AUSTIN — Hunters moved closer Monday to being able to use helicopters to kill feral hogs that are damaging the Texas landscape.
With no discussion, Texas House members voted 137-9 to give preliminary approval to a bill that would let people hunt feral hogs and wolves from a helicopter. Officials estimate that the state has 1 million to 4 million feral hogs, which cause as much as $400 million in damage to land and crops each year.
"In the past, it has been a problem mainly in rural areas to crops and livestock," said Rep. Sid Miller, R-Stephenville, who carried the bill. "But now they are found in our urban areas -- in our cemeteries, our parks, our golf courses and residential yards.
"Rep. Harper Brown recently trapped 250 hogs in Irving, Texas -- downtown."
Miller, who said the hogs are found in all 254 counties, asked House members to approve the bill to "help land owners defray costs by aerial gunning" of the feral hogs.
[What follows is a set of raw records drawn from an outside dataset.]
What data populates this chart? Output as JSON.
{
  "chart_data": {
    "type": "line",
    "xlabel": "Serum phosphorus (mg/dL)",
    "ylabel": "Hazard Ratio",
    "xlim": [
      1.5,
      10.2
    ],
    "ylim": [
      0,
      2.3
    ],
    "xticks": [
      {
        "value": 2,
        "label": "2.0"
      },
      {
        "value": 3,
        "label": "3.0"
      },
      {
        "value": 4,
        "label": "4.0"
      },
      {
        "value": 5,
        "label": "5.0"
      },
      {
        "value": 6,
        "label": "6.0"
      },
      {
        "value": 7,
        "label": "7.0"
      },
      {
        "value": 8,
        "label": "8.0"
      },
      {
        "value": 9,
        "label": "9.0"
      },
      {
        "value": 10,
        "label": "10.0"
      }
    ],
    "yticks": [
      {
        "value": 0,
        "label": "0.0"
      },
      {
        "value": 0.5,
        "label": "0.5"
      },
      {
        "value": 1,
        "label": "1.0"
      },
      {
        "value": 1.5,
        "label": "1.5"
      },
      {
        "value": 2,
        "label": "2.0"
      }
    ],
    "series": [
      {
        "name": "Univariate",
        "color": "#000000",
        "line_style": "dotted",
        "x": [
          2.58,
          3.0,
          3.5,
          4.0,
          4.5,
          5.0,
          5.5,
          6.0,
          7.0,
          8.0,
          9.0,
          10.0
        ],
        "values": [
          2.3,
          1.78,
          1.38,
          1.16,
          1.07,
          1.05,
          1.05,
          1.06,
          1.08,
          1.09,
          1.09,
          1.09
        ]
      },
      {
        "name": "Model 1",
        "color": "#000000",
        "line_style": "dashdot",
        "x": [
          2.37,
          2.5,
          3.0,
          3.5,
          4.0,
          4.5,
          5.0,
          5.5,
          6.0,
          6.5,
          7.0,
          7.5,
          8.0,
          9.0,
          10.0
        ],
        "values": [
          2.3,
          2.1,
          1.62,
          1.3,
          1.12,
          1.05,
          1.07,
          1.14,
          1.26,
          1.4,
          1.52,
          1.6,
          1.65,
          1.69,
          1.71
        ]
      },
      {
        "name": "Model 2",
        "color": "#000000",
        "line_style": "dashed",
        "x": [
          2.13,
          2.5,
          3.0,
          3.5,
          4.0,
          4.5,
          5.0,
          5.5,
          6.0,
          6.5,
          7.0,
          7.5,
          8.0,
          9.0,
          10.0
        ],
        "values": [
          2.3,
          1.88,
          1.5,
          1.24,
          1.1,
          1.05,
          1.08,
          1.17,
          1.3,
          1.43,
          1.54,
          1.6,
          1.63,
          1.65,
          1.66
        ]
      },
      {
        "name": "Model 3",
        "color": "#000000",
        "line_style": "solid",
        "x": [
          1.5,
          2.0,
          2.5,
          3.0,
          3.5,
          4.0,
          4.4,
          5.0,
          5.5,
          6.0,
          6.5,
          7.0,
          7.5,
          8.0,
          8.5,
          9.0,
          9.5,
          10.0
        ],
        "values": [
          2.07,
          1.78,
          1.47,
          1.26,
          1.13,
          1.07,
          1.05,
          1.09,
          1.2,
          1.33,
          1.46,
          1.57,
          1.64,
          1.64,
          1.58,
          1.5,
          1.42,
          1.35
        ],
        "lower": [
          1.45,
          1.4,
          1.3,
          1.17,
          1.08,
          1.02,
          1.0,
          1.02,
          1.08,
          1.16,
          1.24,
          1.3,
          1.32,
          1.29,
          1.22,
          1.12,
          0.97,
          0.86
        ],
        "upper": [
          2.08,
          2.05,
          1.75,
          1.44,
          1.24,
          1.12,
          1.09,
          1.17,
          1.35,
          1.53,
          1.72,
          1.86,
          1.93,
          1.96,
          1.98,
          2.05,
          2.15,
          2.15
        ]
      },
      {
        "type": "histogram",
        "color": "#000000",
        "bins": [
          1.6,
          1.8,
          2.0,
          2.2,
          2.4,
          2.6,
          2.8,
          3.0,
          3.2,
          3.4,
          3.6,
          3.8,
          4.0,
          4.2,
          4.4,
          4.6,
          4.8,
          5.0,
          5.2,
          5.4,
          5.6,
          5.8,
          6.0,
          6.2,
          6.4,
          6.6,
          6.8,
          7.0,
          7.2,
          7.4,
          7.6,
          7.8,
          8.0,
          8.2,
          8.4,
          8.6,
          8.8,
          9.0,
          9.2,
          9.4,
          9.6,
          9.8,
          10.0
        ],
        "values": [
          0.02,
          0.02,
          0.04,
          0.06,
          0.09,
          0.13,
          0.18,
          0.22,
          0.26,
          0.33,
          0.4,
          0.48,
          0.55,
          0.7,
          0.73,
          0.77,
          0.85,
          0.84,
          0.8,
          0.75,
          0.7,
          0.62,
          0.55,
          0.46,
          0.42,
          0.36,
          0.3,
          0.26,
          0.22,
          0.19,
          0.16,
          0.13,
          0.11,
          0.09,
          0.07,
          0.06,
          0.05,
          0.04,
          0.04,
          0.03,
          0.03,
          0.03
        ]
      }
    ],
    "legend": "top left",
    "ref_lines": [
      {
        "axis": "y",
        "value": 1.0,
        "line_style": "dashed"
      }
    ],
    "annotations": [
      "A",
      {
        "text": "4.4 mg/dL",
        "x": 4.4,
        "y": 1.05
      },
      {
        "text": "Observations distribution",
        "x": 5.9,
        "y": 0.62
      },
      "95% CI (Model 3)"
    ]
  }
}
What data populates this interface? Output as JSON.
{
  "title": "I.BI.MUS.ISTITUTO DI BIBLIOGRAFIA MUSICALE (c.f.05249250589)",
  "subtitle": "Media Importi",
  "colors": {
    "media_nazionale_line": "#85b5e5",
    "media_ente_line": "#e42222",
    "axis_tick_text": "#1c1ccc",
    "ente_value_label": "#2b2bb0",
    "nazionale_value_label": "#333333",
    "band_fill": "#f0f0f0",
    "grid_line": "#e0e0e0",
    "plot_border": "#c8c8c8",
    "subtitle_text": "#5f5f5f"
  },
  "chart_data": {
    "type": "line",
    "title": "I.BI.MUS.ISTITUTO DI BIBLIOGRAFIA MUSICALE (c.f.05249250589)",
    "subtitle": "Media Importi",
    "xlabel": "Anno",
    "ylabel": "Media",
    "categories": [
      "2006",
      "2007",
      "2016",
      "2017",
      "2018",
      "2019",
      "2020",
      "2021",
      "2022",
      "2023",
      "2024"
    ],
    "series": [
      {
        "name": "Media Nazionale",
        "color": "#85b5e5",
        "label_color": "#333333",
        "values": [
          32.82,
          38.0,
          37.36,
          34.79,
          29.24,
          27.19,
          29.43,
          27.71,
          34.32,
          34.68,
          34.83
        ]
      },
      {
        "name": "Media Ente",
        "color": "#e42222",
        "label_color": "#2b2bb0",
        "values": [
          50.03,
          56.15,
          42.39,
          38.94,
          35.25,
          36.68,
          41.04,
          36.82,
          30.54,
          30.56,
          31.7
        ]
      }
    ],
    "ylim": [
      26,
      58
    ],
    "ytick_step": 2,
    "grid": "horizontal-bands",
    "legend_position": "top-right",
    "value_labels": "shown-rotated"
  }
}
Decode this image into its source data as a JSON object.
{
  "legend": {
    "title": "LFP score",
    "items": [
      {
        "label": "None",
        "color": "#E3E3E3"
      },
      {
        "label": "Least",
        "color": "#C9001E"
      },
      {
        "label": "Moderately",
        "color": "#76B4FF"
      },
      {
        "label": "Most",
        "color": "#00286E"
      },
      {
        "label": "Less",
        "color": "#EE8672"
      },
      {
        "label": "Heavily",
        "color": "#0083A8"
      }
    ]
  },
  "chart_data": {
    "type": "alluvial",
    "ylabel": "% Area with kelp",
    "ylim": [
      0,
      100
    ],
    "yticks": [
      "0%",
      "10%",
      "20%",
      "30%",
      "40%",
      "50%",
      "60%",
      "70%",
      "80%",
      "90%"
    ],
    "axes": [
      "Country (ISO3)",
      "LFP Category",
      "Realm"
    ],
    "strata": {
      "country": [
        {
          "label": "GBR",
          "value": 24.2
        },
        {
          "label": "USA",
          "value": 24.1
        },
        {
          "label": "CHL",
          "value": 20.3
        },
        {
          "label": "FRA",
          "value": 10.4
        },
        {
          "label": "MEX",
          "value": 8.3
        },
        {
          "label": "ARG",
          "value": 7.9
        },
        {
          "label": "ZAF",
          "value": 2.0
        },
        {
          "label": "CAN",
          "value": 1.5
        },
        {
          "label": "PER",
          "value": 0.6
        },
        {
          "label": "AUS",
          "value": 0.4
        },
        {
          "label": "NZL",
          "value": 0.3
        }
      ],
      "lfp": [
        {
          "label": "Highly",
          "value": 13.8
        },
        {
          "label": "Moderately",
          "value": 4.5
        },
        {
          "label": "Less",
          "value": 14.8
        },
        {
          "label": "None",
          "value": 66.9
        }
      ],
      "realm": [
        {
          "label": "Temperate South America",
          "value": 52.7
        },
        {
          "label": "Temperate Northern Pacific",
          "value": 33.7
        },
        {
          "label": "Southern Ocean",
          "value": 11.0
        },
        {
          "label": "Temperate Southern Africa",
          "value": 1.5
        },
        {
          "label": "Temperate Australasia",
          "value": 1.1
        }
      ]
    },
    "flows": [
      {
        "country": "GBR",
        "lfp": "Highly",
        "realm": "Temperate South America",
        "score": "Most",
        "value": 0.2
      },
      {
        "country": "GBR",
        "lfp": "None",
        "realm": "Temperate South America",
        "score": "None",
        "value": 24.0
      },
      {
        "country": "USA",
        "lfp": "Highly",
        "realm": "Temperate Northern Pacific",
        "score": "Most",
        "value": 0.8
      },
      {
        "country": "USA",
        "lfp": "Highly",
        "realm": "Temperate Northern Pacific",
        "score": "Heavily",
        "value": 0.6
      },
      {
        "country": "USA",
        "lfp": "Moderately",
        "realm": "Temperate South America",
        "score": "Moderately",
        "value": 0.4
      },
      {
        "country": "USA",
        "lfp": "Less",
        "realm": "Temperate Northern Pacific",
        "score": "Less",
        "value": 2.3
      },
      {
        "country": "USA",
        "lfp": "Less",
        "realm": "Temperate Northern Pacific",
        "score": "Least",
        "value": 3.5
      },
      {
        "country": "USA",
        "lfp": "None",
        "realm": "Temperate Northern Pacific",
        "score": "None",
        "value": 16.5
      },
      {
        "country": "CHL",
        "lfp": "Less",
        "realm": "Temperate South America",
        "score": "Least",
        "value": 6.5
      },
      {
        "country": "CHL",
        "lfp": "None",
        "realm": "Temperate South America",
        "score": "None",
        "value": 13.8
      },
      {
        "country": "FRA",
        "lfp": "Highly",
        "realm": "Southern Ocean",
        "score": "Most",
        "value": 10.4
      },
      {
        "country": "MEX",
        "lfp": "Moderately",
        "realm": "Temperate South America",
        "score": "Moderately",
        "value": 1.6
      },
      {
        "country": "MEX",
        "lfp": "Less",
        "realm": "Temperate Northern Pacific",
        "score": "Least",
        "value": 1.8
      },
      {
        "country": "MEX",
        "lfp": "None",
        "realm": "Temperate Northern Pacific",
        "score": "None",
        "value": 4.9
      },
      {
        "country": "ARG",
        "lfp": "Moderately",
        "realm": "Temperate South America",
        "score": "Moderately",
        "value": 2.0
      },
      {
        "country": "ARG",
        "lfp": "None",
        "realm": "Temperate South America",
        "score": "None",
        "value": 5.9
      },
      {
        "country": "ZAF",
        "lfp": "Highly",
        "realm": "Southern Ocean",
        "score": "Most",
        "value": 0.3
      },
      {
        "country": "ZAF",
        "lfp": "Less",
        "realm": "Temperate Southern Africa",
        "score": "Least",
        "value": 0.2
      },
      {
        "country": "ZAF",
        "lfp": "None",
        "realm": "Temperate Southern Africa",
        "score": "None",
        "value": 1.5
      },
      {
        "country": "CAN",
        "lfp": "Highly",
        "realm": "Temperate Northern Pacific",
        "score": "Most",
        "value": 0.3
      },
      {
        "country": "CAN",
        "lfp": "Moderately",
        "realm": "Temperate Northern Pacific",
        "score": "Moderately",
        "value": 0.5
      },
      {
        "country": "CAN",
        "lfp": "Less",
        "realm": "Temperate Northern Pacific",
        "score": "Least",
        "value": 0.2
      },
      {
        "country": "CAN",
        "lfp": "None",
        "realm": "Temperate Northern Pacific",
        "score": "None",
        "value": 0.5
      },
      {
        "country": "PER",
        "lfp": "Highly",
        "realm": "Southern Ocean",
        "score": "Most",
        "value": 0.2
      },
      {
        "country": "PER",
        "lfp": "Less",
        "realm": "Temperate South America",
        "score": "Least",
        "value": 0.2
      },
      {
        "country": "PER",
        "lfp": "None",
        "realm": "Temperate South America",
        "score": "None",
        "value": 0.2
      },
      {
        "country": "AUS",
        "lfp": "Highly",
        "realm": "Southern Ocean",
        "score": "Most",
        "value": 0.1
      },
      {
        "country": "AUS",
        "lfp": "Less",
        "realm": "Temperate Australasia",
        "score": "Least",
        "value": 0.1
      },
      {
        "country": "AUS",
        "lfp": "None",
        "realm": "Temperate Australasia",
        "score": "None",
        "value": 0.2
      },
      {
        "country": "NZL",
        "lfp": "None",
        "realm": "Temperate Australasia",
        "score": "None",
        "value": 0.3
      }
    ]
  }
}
Currently, Texans may hunt feral hogs from helicopters only on their own land. This bill, which also applies to coyotes, lets landowners sell seats to others, according to Miller's office.
Final approval in the House could come as soon as today, but the measure does not have a sponsor in the Senate.
Feral hogs, which are a mix of domestic hogs and the more aggressive Russian boars, typically are dark and furry and have longer tusks than domestic hogs. They are unprotected nongame animals, prolific breeders and a danger to people and other animals. They can also carry diseases that could hurt livestock.